Wilhelm, ce secret est à nous deux… et, si tu le voulais…

Il fait le geste de déchirer la lettre.

WILHELM, s’élançant dans ses bras.

Mon père !

PASCAL.
Air : Vous craignez de rompre une chaîne.
––––Quoi, cher enfant, ce nom si doux de père,
––––Tu me le donn’s, et du fond de ton cœur ?…
––––Pourquoi faut-il qu’une pensée amère
––––Vienne à présent troubler tout mon bonheur !
––––Titre, fortun’, v’là c’ que t’ coût’ mon bonheur !
WILHELM.
––––Ah ! nul regret ici ne m’importune ;
––––L’honneur m’a dit : Efface ton blason.
––––––Votre amour sera ma fortune,
––––––Et pour titre j’aurai votre nom ;
––––––Oui, mon père, j’aurai votre nom.

Scène XII.

PASCAL, WILHELM, UN DOMESTIQUE.
LE DOMESTIQUE.

Monsieur le baron, le notaire vient d’arriver, tout le monde est réuni au salon ; on n’attend plus que vous pour la signature du contrat.

PASCAL.

Un contrat… un mariage !…

WILHELM.

Ah ! sortons, mon père, sortons… je mourrais si je la revoyais, je l’aime tant !

PASCAL.

Tu aimes, toi ? Qui donc ?

WILHELM.

La fille de mon tuteur ; mais à présent que je ne suis plus baron, que je ne suis plus riche, je ne suis plus digne d’elle ; partons.

PASCAL, le retenant.

Pas encore.

WILHELM.

Pourquoi me retenir ? ne les entendez-vous pas ? ils viennent !… Oh ! sortons !

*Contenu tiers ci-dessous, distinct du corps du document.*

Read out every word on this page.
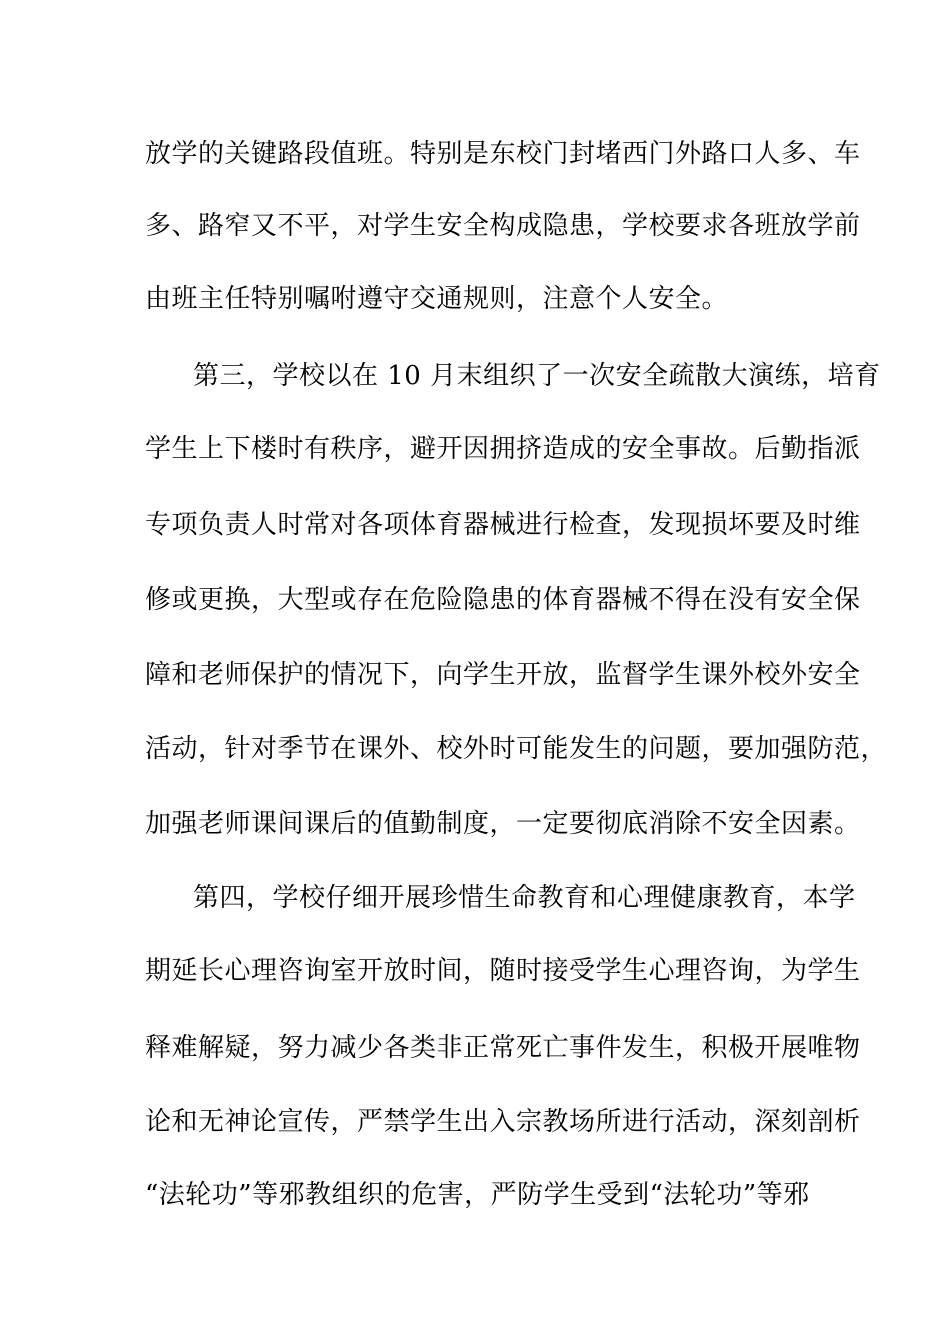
放学的关键路段值班。特别是东校门封堵西门外路口人多、车
多、路窄又不平，对学生安全构成隐患，学校要求各班放学前
由班主任特别嘱咐遵守交通规则，注意个人安全。
第三，学校以在 10 月末组织了一次安全疏散大演练，培育
学生上下楼时有秩序，避开因拥挤造成的安全事故。后勤指派
专项负责人时常对各项体育器械进行检查，发现损坏要及时维
修或更换，大型或存在危险隐患的体育器械不得在没有安全保
障和老师保护的情况下，向学生开放，监督学生课外校外安全
活动，针对季节在课外、校外时可能发生的问题，要加强防范，
加强老师课间课后的值勤制度，一定要彻底消除不安全因素。
第四，学校仔细开展珍惜生命教育和心理健康教育，本学
期延长心理咨询室开放时间，随时接受学生心理咨询，为学生
释难解疑，努力减少各类非正常死亡事件发生，积极开展唯物
论和无神论宣传，严禁学生出入宗教场所进行活动，深刻剖析
“法轮功”等邪教组织的危害，严防学生受到“法轮功”等邪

PASCAL, le retenant encore.

Demeure.


Scène XIII.

Les Mêmes, FRÉDÉRIC, LEHNA, LE NOTAIRE, les Invités[1].
CHŒUR.
Air de Norma.
––––––––Quelle heureuse journée !
––––––––De ce bel hyménée
––––––––L’heure est enfin sonnée ;
–––––––––––Venons tous
––––––––––Au rendez-vous ![2]
FRÉDÉRIC.

Ah çà ! Wilhelm, vous êtes inexcusable. Comment ! nous vous attendons depuis une heure… nous sommes obligés de vous venir chercher.

WILHELM, embarrassé.

Monsieur…

FRÉDÉRIC.

Encore ce soldat !… (A Pascal.) J’espère, mon cher monsieur, que nous nous sommes assez longtemps occupés de vos affaires, vous nous permettrez de songer un peu aux nôtres… je ne vous retiens pas, mon brave.

WILHELM, vivement.

Monsieur le baron…

FRÉDÉRIC.

Placez-vous là, monsieur le notaire. (Apercevant Pascal qui regarde attentivement Lehna. A part.) Eh bien, il reste… Enfin, je ne peux pas faire de scandale.

LE NOTAIRE, lisant.

« Par-devant… »

FRÉDÉRIC.

Non, non, un instant, monsieur le notaire ; avant que vous lisiez ce contrat, je veux donner à mon gendre un témoignage éclatant de mon amitié. Wilhelm ! je suis votre seul parent, et à ce titre, je vous dois un cadeau de noces ; cet acte est une donation en bonne forme de mon domaine de Rumberg en Illyrie.

WILHELM.

Monsieur le baron, je ne puis…

FRÉDÉRIC.

Son revenu est de quarante mille florins.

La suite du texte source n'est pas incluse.